Special counsel indicts Russian nationals for interfering with U.S. elections and political processes
WASHINGTON – Special counsel Robert Mueller filed his first criminal charges against Russian nationals and businesses on Friday for what he called a wide-ranging effort to undermine the 2016 presidential election, including by "supporting the presidential campaign of then-candidate Donald J. Trump."
Notice how they claimed the Russians were supporting Trump. But when we listened to Rod Rosenstein, we hear him saying no Americans were involved in this attempt to corrupt the election.
Rest of the report:
The indictment charges 13 Russian nationals and three businesses – including an internet firm tied to the Kremlin – with conspiracy, identity theft, and failing to register as foreign agents.

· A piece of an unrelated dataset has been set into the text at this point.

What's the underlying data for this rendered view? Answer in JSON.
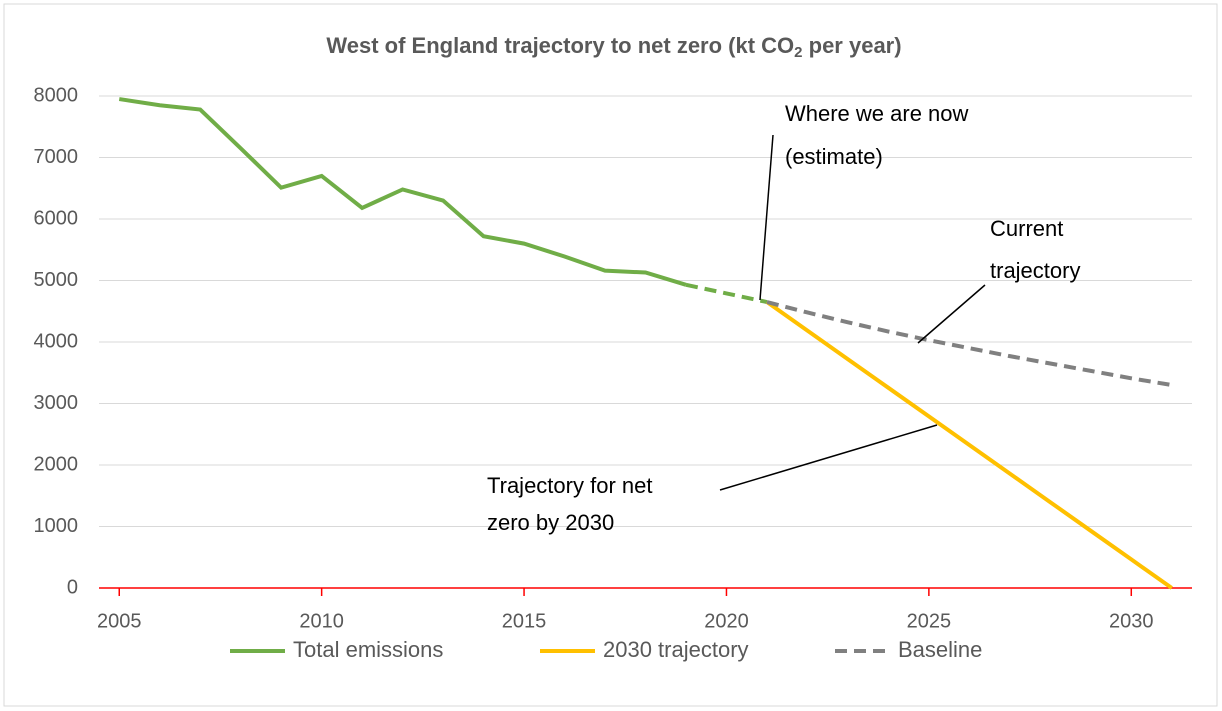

In the indictment, Mueller charged that some of the Russians, posing as Americans, "communicated with unwitting individuals" associated with Trump's 2016 campaign "to seek to coordinate political activities."
The charges are the government's most detailed accounting to date of an effort by Russian operatives to sow distrust in the U.S. political system and to influence the outcome of the presidential election.
Deputy Attorney General Rod Rosenstein said that the charges do not allege that the operation "altered the outcome of the election." Nor, he said, does it suggest that any Americans knew they were dealing with Russian operatives.
The charges are the latest salvo in Mueller's investigation of Russian election interference. Last year, prosecutors brought charges against four people tied to Trump's campaign, including his former campaign chairman Paul Manafort and his ex-national security adviser Mike Flynn.
Prosecutors allege that the Russian Internet Research Agency and others spread messages on social media to promote Trump's candidacy and to criticize his political rival Hillary Clinton. They also alleged that some of the Russian operatives organized rallies supporting Trump and traveled to the United States to gather information.
Other parts of the operation appeared more focused on picking at Americans' political divisions. After Trump was elected, Rosenstein said, the Russian operatives organized competing rallies on the same day both supporting and opposing him.